Ростов, забыв совершенно о Денисове, не желая никому дать предупредить себя, скинул шубу и на цыпочках побежал в темную, большую залу. Всё то же, те же ломберные столы, та же люстра в чехле; но кто то уж видел молодого барина, и не успел он добежать до гостиной, как что то стремительно, как буря, вылетело из боковой двери и обняло и стало целовать его. Еще другое, третье такое же существо выскочило из другой, третьей двери; еще объятия, еще поцелуи, еще крики, слезы радости. Он не мог разобрать, где и кто папа, кто Наташа, кто Петя. Все кричали, говорили и целовали его в одно и то же время. Только матери не было в числе их – это он помнил.
– А я то, не знал… Николушка… друг мой!
– Вот он… наш то… Друг мой, Коля… Переменился! Нет свечей! Чаю!
– Да меня то поцелуй!
– Душенька… а меня то.
Соня, Наташа, Петя, Анна Михайловна, Вера, старый граф, обнимали его; и люди и горничные, наполнив комнаты, приговаривали и ахали.

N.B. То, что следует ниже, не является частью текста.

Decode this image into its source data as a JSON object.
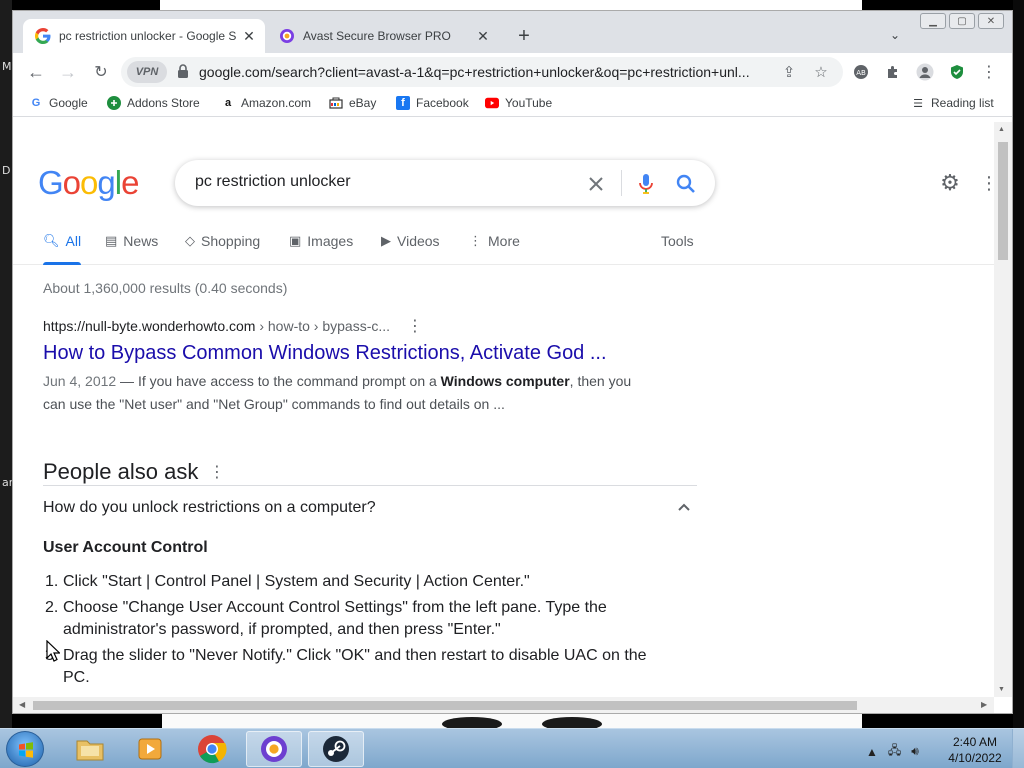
{
  "desktop": {
    "left_letters": [
      "M",
      "D",
      "ar"
    ]
  },
  "browser": {
    "tabs": [
      {
        "title": "pc restriction unlocker - Google S",
        "active": true
      },
      {
        "title": "Avast Secure Browser PRO",
        "active": false
      }
    ],
    "vpn_label": "VPN",
    "url": "google.com/search?client=avast-a-1&q=pc+restriction+unlocker&oq=pc+restriction+unl...",
    "bookmarks": [
      "Google",
      "Addons Store",
      "Amazon.com",
      "eBay",
      "Facebook",
      "YouTube"
    ],
    "reading_list": "Reading list"
  },
  "google": {
    "logo": "Google",
    "query": "pc restriction unlocker",
    "nav_tabs": [
      "All",
      "News",
      "Shopping",
      "Images",
      "Videos",
      "More"
    ],
    "tools": "Tools",
    "stats": "About 1,360,000 results (0.40 seconds)",
    "result": {
      "cite_host": "https://null-byte.wonderhowto.com",
      "cite_path": " › how-to › bypass-c...",
      "title": "How to Bypass Common Windows Restrictions, Activate God ...",
      "date": "Jun 4, 2012",
      "snippet_pre": " — If you have access to the command prompt on a ",
      "snippet_bold": "Windows computer",
      "snippet_post": ", then you can use the \"Net user\" and \"Net Group\" commands to find out details on ..."
    },
    "paa": {
      "heading": "People also ask",
      "question": "How do you unlock restrictions on a computer?",
      "answer_heading": "User Account Control",
      "steps": [
        {
          "num": "1.",
          "text": "Click \"Start | Control Panel | System and Security | Action Center.\""
        },
        {
          "num": "2.",
          "text": "Choose \"Change User Account Control Settings\" from the left pane. Type the administrator's password, if prompted, and then press \"Enter.\""
        },
        {
          "num": "3.",
          "text": "Drag the slider to \"Never Notify.\" Click \"OK\" and then restart to disable UAC on the PC."
        }
      ]
    }
  },
  "taskbar": {
    "time": "2:40 AM",
    "date": "4/10/2022"
  },
  "colors": {
    "link": "#1a0dab",
    "accent": "#1a73e8",
    "taskbar": "#8fb3d6"
  }
}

Петя повис на его ногах. – А меня то! – кричал он. Наташа, после того, как она, пригнув его к себе, расцеловала всё его лицо, отскочила от него и держась за полу его венгерки, прыгала как коза всё на одном месте и пронзительно визжала.
Со всех сторон были блестящие слезами радости, любящие глаза, со всех сторон были губы, искавшие поцелуя.
Соня красная, как кумач, тоже держалась за его руку и вся сияла в блаженном взгляде, устремленном в его глаза, которых она ждала. Соне минуло уже 16 лет, и она была очень красива, особенно в эту минуту счастливого, восторженного оживления. Она смотрела на него, не спуская глаз, улыбаясь и задерживая дыхание. Он благодарно взглянул на нее; но всё еще ждал и искал кого то. Старая графиня еще не выходила. И вот послышались шаги в дверях. Шаги такие быстрые, что это не могли быть шаги его матери.
Но это была она в новом, незнакомом еще ему, сшитом без него платье. Все оставили его, и он побежал к ней. Когда они сошлись, она упала на его грудь рыдая. Она не могла поднять лица и только прижимала его к холодным снуркам его венгерки. Денисов, никем не замеченный, войдя в комнату, стоял тут же и, глядя на них, тер себе глаза.
– Василий Денисов, друг вашего сына, – сказал он, рекомендуясь графу, вопросительно смотревшему на него.
– Милости прошу. Знаю, знаю, – сказал граф, целуя и обнимая Денисова. – Николушка писал… Наташа, Вера, вот он Денисов.
Те же счастливые, восторженные лица обратились на мохнатую фигуру Денисова и окружили его.
– Голубчик, Денисов! – визгнула Наташа, не помнившая себя от восторга, подскочила к нему, обняла и поцеловала его. Все смутились поступком Наташи. Денисов тоже покраснел, но улыбнулся и взяв руку Наташи, поцеловал ее.
Денисова отвели в приготовленную для него комнату, а Ростовы все собрались в диванную около Николушки.
Старая графиня, не выпуская его руки, которую она всякую минуту целовала, сидела с ним рядом; остальные, столпившись вокруг них, ловили каждое его движенье, слово, взгляд, и не спускали с него восторженно влюбленных глаз. Брат и сестры спорили и перехватывали места друг у друга поближе к нему, и дрались за то, кому принести ему чай, платок, трубку.
Ростов был очень счастлив любовью, которую ему выказывали; но первая минута его встречи была так блаженна, что теперешнего его счастия ему казалось мало, и он всё ждал чего то еще, и еще, и еще.